US Frees President Maduro’s “Narco Nephews” in Prisoner Swap
Venezuela on Saturday has freed seven jailed Americans in exchange for the release of two relatives of the Venezuelan President Nicolas Maduro who were convicted of drug trafficking in New York, U.S. officials said.
said were wrongfully detained.The swap included five American oil executives of a U.S.-based Venezuelan oil company, Citgo, in addition to U.S. Marine veteran Matthew Heath and another American citizen named Osman Khan - all of whom President Joe Biden
In exchange, President Biden granted clemency to two nephews of the Venezuelan First Lady Cilia Flores. The two in recent years carried out a multimillion-dollar drug deal to obtain a large amount of cash to help their family stay in power.
Dubbed the “narco nephews,” Franqui Flores and Efrain Antonio Campo Flores were arrested in Haiti in 2015 while carrying over 800 kilograms of cocaine destined for New York City. A year later, they were found guilty for conspiring to import cocaine to the U.S.

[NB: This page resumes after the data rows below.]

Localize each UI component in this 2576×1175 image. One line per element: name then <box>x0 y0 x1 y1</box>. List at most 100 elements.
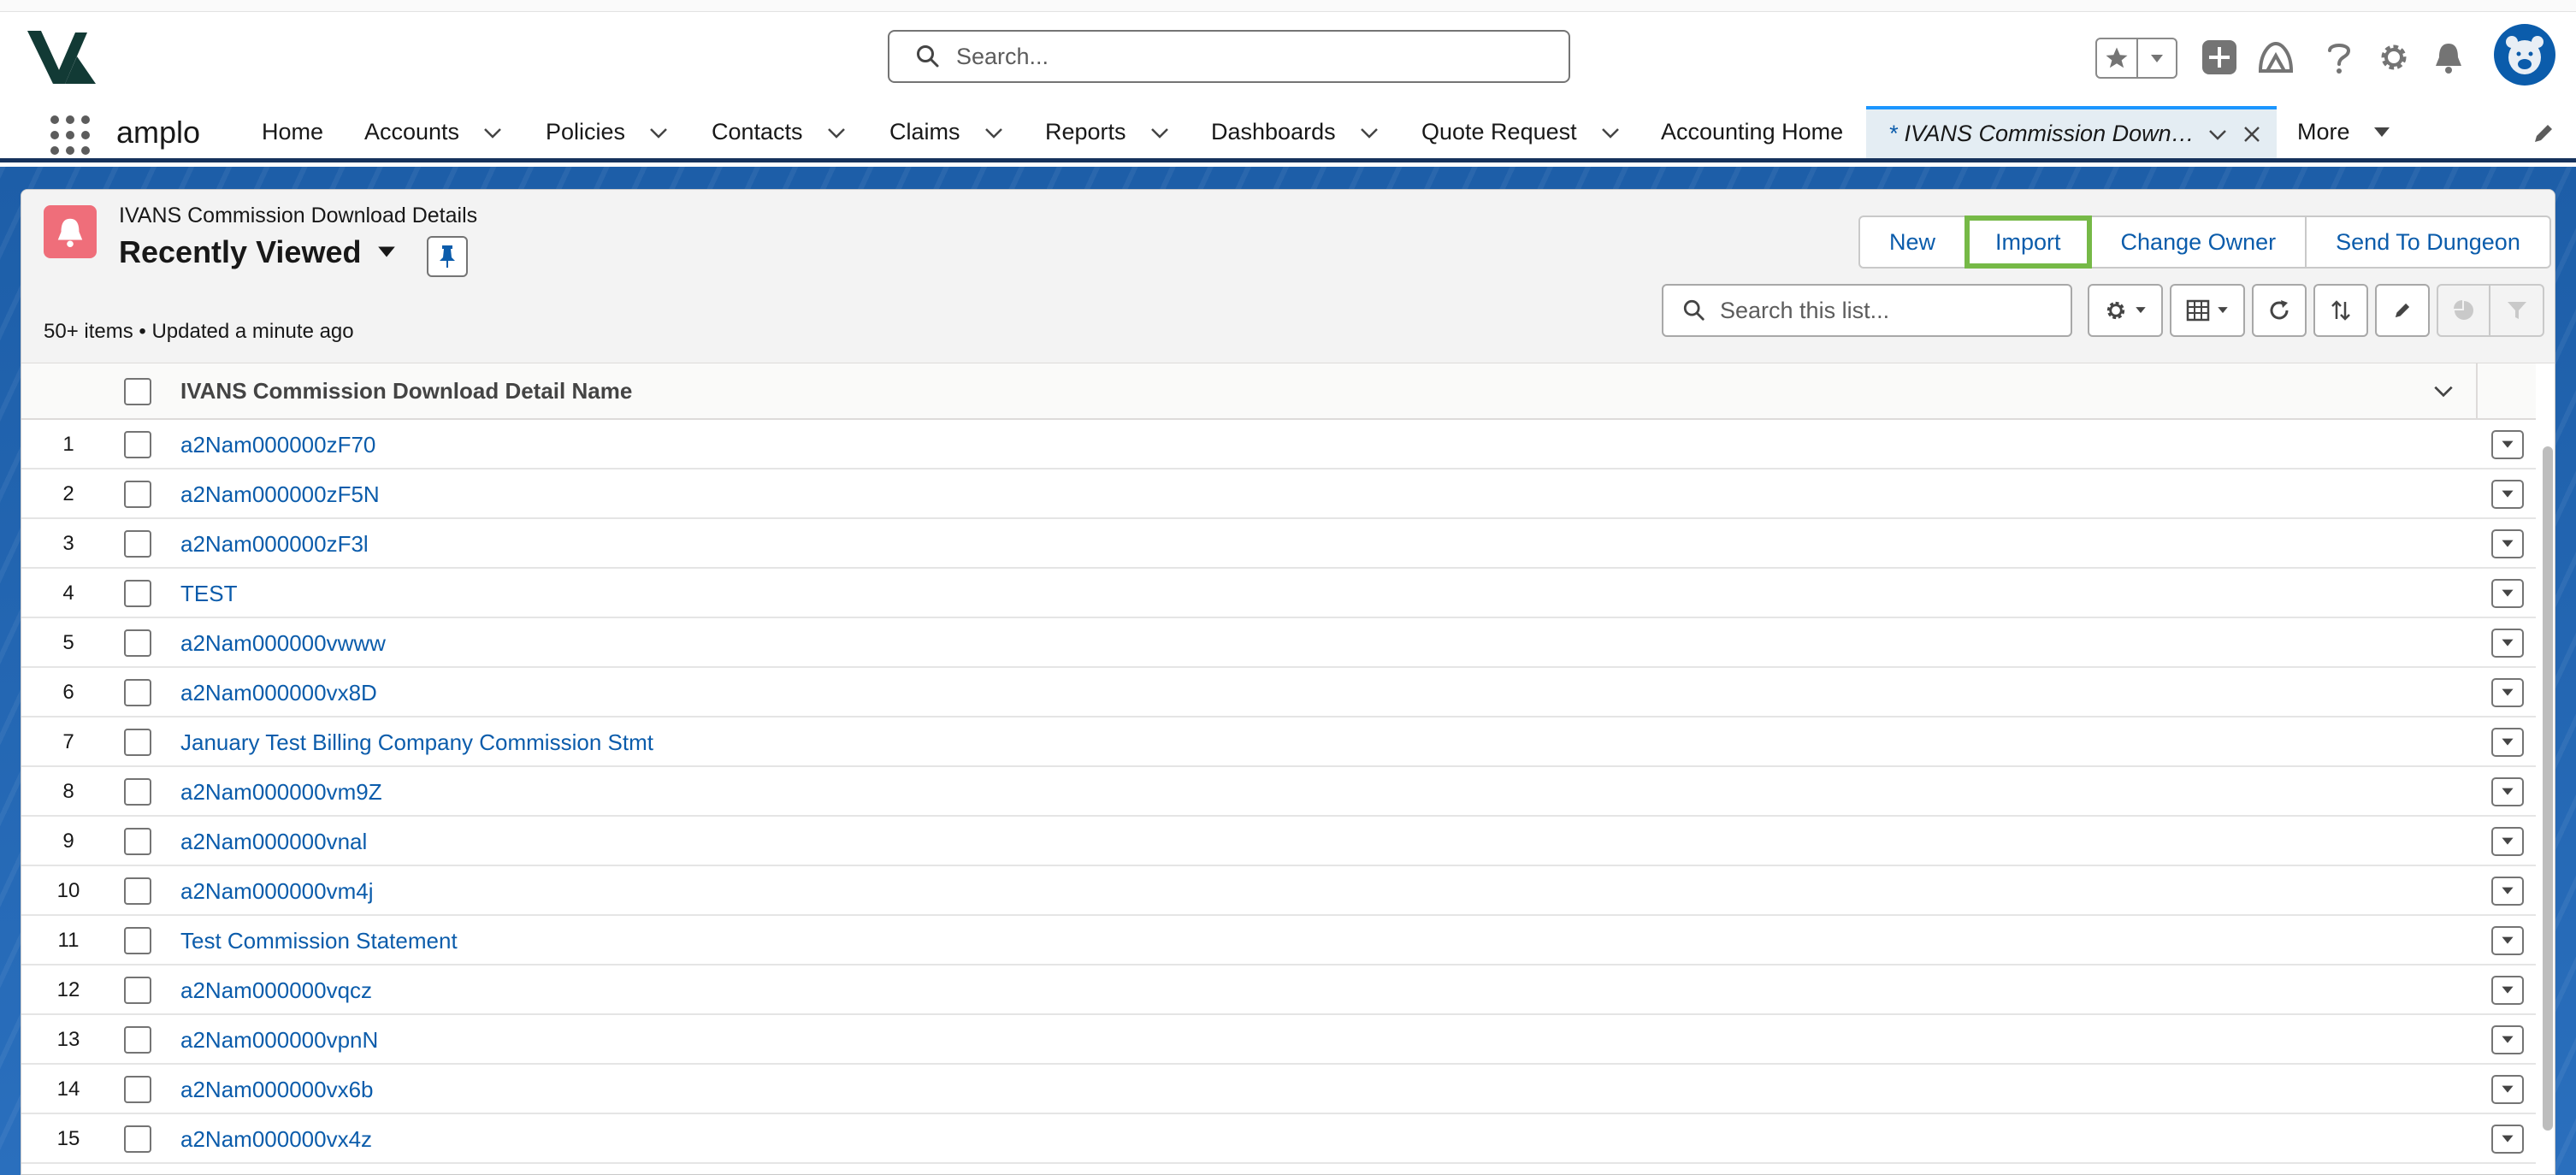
nav-item-quote-request[interactable]: Quote Request <box>1421 106 1622 158</box>
column-header-name[interactable]: IVANS Commission Download Detail Name <box>180 378 632 404</box>
user-avatar[interactable] <box>2494 24 2555 86</box>
pin-list-view-button[interactable] <box>427 236 468 277</box>
row-actions-button[interactable] <box>2491 976 2524 1005</box>
nav-item-claims[interactable]: Claims <box>889 106 1005 158</box>
chevron-down-icon[interactable] <box>1358 121 1380 144</box>
row-checkbox[interactable] <box>124 481 151 508</box>
chevron-down-icon[interactable] <box>825 121 848 144</box>
record-name-link[interactable]: a2Nam000000vqcz <box>180 965 372 1015</box>
help-button[interactable] <box>2318 36 2360 79</box>
nav-item-contacts[interactable]: Contacts <box>712 106 848 158</box>
row-checkbox[interactable] <box>124 1076 151 1103</box>
nav-item-reports[interactable]: Reports <box>1045 106 1171 158</box>
nav-item-policies[interactable]: Policies <box>546 106 670 158</box>
chevron-down-icon[interactable] <box>1599 121 1622 144</box>
global-search-box[interactable] <box>888 30 1570 83</box>
record-name-link[interactable]: a2Nam000000vwww <box>180 618 386 668</box>
chevron-down-icon[interactable] <box>1149 121 1171 144</box>
send-to-dungeon-button[interactable]: Send To Dungeon <box>2305 216 2551 269</box>
chevron-down-icon[interactable] <box>647 121 670 144</box>
row-checkbox[interactable] <box>124 679 151 706</box>
row-actions-button[interactable] <box>2491 579 2524 608</box>
record-name-link[interactable]: a2Nam000000vx4z <box>180 1114 372 1164</box>
record-name-link[interactable]: a2Nam000000zF70 <box>180 420 375 469</box>
pencil-icon[interactable] <box>2530 120 2557 147</box>
list-search-input[interactable] <box>1720 297 2062 324</box>
close-icon[interactable] <box>2240 122 2264 146</box>
refresh-button[interactable] <box>2252 284 2307 337</box>
row-checkbox[interactable] <box>124 828 151 855</box>
row-actions-button[interactable] <box>2491 777 2524 806</box>
row-actions-button[interactable] <box>2491 1075 2524 1104</box>
row-actions-button[interactable] <box>2491 678 2524 707</box>
select-all-checkbox[interactable] <box>124 378 151 405</box>
row-actions-button[interactable] <box>2491 926 2524 955</box>
row-checkbox[interactable] <box>124 977 151 1004</box>
chevron-down-icon[interactable] <box>2206 122 2230 146</box>
row-checkbox[interactable] <box>124 431 151 458</box>
row-checkbox[interactable] <box>124 927 151 954</box>
row-actions-button[interactable] <box>2491 480 2524 509</box>
row-actions-button[interactable] <box>2491 877 2524 906</box>
global-search-input[interactable] <box>956 43 1538 70</box>
nav-item-home[interactable]: Home <box>262 106 323 158</box>
record-name-link[interactable]: Test Commission Statement <box>180 916 458 965</box>
record-name-link[interactable]: TEST <box>180 569 237 618</box>
nav-item-accounts[interactable]: Accounts <box>364 106 504 158</box>
new-button[interactable]: New <box>1858 216 1967 269</box>
record-name-link[interactable]: January Test Billing Company Commission … <box>180 717 653 767</box>
nav-more-menu[interactable]: More <box>2297 106 2391 158</box>
trailhead-button[interactable] <box>2254 36 2297 79</box>
scrollbar-thumb[interactable] <box>2543 446 2553 1131</box>
global-actions-button[interactable] <box>2198 36 2241 79</box>
row-checkbox[interactable] <box>124 580 151 607</box>
nav-item-accounting-home[interactable]: Accounting Home <box>1661 106 1843 158</box>
notifications-button[interactable] <box>2427 36 2470 79</box>
row-actions-button[interactable] <box>2491 827 2524 856</box>
row-actions-button[interactable] <box>2491 629 2524 658</box>
list-view-selector[interactable]: Recently Viewed <box>119 234 399 270</box>
row-actions-button[interactable] <box>2491 430 2524 459</box>
row-checkbox[interactable] <box>124 1026 151 1054</box>
vertical-scrollbar[interactable] <box>2543 421 2555 1173</box>
chevron-down-icon[interactable] <box>482 121 504 144</box>
list-search-box[interactable] <box>1662 284 2072 337</box>
app-launcher-icon[interactable] <box>48 113 90 155</box>
chevron-down-icon[interactable] <box>2431 378 2457 404</box>
record-name-link[interactable]: a2Nam000000zF5N <box>180 469 380 519</box>
setup-button[interactable] <box>2372 36 2415 79</box>
display-as-button[interactable] <box>2170 284 2245 337</box>
record-name-link[interactable]: a2Nam000000vx6b <box>180 1065 374 1114</box>
record-name-link[interactable]: a2Nam000000vpnN <box>180 1015 378 1065</box>
row-checkbox[interactable] <box>124 1125 151 1153</box>
row-actions-button[interactable] <box>2491 728 2524 757</box>
charts-button[interactable] <box>2438 286 2491 335</box>
row-checkbox[interactable] <box>124 629 151 657</box>
favorites-list-button[interactable] <box>2136 39 2176 77</box>
change-owner-button[interactable]: Change Owner <box>2089 216 2307 269</box>
chevron-down-icon[interactable] <box>983 121 1005 144</box>
record-name-link[interactable]: a2Nam000000vm9Z <box>180 767 382 817</box>
import-button[interactable]: Import <box>1964 216 2092 269</box>
list-view-controls-button[interactable] <box>2088 284 2163 337</box>
row-actions-button[interactable] <box>2491 1125 2524 1154</box>
edit-list-button[interactable] <box>2375 284 2430 337</box>
nav-item-dashboards[interactable]: Dashboards <box>1211 106 1380 158</box>
row-number: 13 <box>56 1028 80 1051</box>
row-actions-button[interactable] <box>2491 1025 2524 1054</box>
row-checkbox[interactable] <box>124 877 151 905</box>
record-name-link[interactable]: a2Nam000000zF3l <box>180 519 369 569</box>
amplo-logo[interactable] <box>27 31 96 84</box>
record-name-link[interactable]: a2Nam000000vx8D <box>180 668 377 717</box>
caret-down-icon <box>2502 936 2514 944</box>
record-name-link[interactable]: a2Nam000000vm4j <box>180 866 373 916</box>
row-checkbox[interactable] <box>124 778 151 806</box>
tab-ivans-commission-download-details[interactable]: * IVANS Commission Download Details <box>1866 106 2277 158</box>
record-name-link[interactable]: a2Nam000000vnal <box>180 817 367 866</box>
row-checkbox[interactable] <box>124 530 151 558</box>
filter-button[interactable] <box>2490 286 2543 335</box>
row-checkbox[interactable] <box>124 729 151 756</box>
row-actions-button[interactable] <box>2491 529 2524 558</box>
sort-button[interactable] <box>2313 284 2368 337</box>
favorites-button[interactable] <box>2097 39 2136 77</box>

In December 2017, Campo and Flores were sentenced to 18 years each for their drug trafficking. According to the charges, they worked with the Revolutionary Armed Forces of Colombia (FARC), a Colombian paramilitary group and designated terrorist organization, to supply the cocaine.
The Drug Enforcement Administration’s investigation revealed that the nephews intended to use a portion of their trafficking proceeds to fund the Venezuelan First Lady’s December 2015 campaign to secure a position in the Venezuelan National Assembly.
The AP reported that the prisoner transfer took place in the Caribbean island of St. Vincent and the Grenadines, and President Biden assured that the freed Americans will soon be “back in the arms of their loved ones where they belong.”
However, not everyone was thrilled about the exchange.
“Maduro kidnapped U.S. citizens & then used them as bargaining chips. The release of narco-nephews could establish a precedent of impunity by giving incentives to Maduro's dictatorship (and others) to continue oppressing & committing crimes,” said Carlos Vecchio, the U.S. Ambassador to Venezuela, in a tweet.
Condemning the Maduro regime, he said that “a whole oppressed country and 244 political prisoners, victims of human rights violations, remain kidnapped by Maduro's dictatorship in Venezuela. Impunity will only increase repression against innocents.”
Former Colombian president Andres Pastrana said that “the United States government, especially when it claims moral leadership, sets a disastrous precedent by giving in to the terrorism and drug trafficking of Nicolás Maduro, his family and his regime.”
Nayib Bukele, the president of El Salvador, also condemned the exchange, saying that his “Venezuelan brothers realized that we are just pawns for the global elites.”
The prisoner swap is the result of months of secretive diplomacy between U.S. officials and the Venezuelan government, which is under strict U.S. sanctions. For many years, the U.S. has accused the Maduro government of being a leftist dictatorship, and in 2020 even charged the Venezuelan president and his senior officials with drug trafficking and money laundering.
President Biden in recent months however, since the Ukraine invasion, has started to re-engage with Venezuela, home to the world’s largest oil reserves, in an effort critics say is meant to reduce U.S. dependence on Russian oil.
The U.S. administration has started to ease economic sanctions on the Latin American country in recent months, which opened up negotiations with Petroleos de Venezuela (PDVSA), the Venezuelan state-owned oil company shrouded in corruption scandals including government officials and international executives in the past.
Citgo, the U.S.-based petroleum company the executives of which were released on Saturday, is majority-owned by PDVSA. The five Americans had been detained in Venezuela since 2017 and convicted of embezzlement in 2021.